New Indiana Law Gives Veterans More Access to CollegeMay 13, 2013 |
VINCENNES, Ind. — A bill signed into law last week allowing veterans greater access to a more-affordable college education will keep Vincennes University among the top schools for military and former military personnel.
The bill, signed by Gov. Pence on May 2, grants in-state tuition eligibility to honorably discharged veterans and active duty National Guard members who enroll in one of Indiana’s state colleges within a year of settling here.
“Currently, there are veterans who come home from serving and have been stationed elsewhere, so they’re not able to declare residency for in-state tuition, increasing their costs upon returning,” VU military education director Matt Schwartz told the Vincennes Sun-Commercial, “this bill takes care of that problem, it fills in the gap.”
As it stands, students enrolling in a state school who have not had an Indiana address for 12 months prior to their enrollment must pay out-of-state tuition rates.
But that will change this summer.
“The bill takes effect July 1, so just in time for summer school,” Schwartz said. “Veterans will have to enroll no later than 12 months after their separation or discharge, and then they must begin the process to establish Indiana residency within the next 12 months.”
The welcome influx of accessibility for veterans coming to Indiana is just another step forward for the military education program at VU, Schwartz added.
“Since 1986, the military education program here at VU has provided learning opportunities to over 75,000 active military, reservists and guard members,” he said. “And we offer courses at 42 different military installations across the country.
The program also offers face-to-face instruction to deployed vessels with a contract through the Navy.
“In addition to the course work, we provide full degree programs,” he said. “We can offer students an associate degree in general studies, law enforcement, pretty much all of the technical fields, and then we have bachelor’s degree programs available in homeland security, as well.”
The programs are able to span the globe to accommodate as many service members as possible.
“We have students who are taking classes in Georgia up to Seattle, which covers one side of the country to the other,” he said. “It’s not unusual for us to have students take classes with us while they’re serving on deployment in Iraq and Afghanistan.”
A pioneer in the customization of higher education for military personnel, VU is expanding resources to have an even larger impact.
“We are so flexible and portable in offering affordable education to anywhere they’re at,” he added. “We were the first school in Indiana to offer programing like this, and we are the only university here that has such a strong outreach.
“It’s what they deserve.”
This year, he said, the university graduated more than 250 students.
University president Dick Helton makes appearances at each graduation, noting it is one of his favorite jobs in his position.
“It’s an honor to be a part of those activities.
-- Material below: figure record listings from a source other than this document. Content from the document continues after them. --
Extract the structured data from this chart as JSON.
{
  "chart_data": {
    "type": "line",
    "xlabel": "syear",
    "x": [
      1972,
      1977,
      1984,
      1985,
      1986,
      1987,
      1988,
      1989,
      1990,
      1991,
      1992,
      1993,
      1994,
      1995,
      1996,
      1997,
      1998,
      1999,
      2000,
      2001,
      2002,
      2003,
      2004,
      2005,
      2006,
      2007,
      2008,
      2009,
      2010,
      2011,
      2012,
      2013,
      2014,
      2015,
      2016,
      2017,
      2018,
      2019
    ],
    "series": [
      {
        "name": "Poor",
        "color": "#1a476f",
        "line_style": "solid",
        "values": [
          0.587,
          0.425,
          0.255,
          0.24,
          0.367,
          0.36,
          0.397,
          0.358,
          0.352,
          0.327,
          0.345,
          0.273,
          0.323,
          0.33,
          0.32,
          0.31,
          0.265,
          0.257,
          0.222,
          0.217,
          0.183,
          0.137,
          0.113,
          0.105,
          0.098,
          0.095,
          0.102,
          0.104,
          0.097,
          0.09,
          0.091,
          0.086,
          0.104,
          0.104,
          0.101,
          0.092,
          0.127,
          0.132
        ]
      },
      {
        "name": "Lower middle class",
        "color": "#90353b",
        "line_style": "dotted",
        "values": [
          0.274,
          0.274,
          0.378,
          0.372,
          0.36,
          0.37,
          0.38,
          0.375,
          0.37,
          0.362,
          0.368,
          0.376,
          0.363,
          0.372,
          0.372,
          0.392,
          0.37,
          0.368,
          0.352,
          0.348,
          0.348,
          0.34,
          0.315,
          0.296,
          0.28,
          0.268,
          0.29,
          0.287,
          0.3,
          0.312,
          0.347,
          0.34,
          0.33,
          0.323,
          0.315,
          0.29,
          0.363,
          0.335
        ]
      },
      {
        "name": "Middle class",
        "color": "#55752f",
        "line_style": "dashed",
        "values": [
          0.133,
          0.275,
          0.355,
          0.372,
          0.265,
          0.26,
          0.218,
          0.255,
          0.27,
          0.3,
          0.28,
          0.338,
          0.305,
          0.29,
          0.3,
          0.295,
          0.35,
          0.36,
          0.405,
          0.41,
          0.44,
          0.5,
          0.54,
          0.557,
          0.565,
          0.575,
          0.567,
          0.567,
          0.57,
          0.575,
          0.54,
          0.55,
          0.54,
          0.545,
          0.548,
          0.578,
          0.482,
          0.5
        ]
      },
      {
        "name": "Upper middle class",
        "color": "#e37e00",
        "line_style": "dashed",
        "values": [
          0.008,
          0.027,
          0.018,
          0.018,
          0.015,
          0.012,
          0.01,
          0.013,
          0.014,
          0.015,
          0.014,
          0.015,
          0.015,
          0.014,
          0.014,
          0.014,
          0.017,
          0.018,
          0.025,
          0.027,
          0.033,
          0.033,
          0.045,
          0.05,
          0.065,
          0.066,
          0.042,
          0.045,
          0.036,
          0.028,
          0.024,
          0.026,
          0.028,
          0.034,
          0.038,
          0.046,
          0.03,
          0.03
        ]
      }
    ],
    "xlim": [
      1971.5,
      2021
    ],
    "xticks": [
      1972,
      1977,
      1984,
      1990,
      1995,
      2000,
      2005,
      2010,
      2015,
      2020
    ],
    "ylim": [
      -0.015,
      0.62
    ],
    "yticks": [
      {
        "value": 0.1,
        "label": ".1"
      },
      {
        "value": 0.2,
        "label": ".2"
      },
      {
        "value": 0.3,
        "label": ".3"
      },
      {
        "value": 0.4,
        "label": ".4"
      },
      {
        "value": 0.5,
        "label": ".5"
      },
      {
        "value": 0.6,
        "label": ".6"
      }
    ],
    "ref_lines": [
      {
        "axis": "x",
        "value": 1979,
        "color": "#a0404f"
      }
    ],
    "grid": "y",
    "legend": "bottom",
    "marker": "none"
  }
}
It’s one thing that I really look forward to and really enjoy doing,” he said. “I do them all, and I really love to do them, they’re fun and it’s just a little gesture I can do to show my appreciation for their dedication to our country.”
The students, he added, show great benefit when they’re provided access to a VU education wherever they’re serving.
“As we’ve put together the programs at different sites throughout the world, the distance education has played an integral part in allowing our military full access to higher education,” he said. “It’s about convenience, accessibility and, of course, affordability.”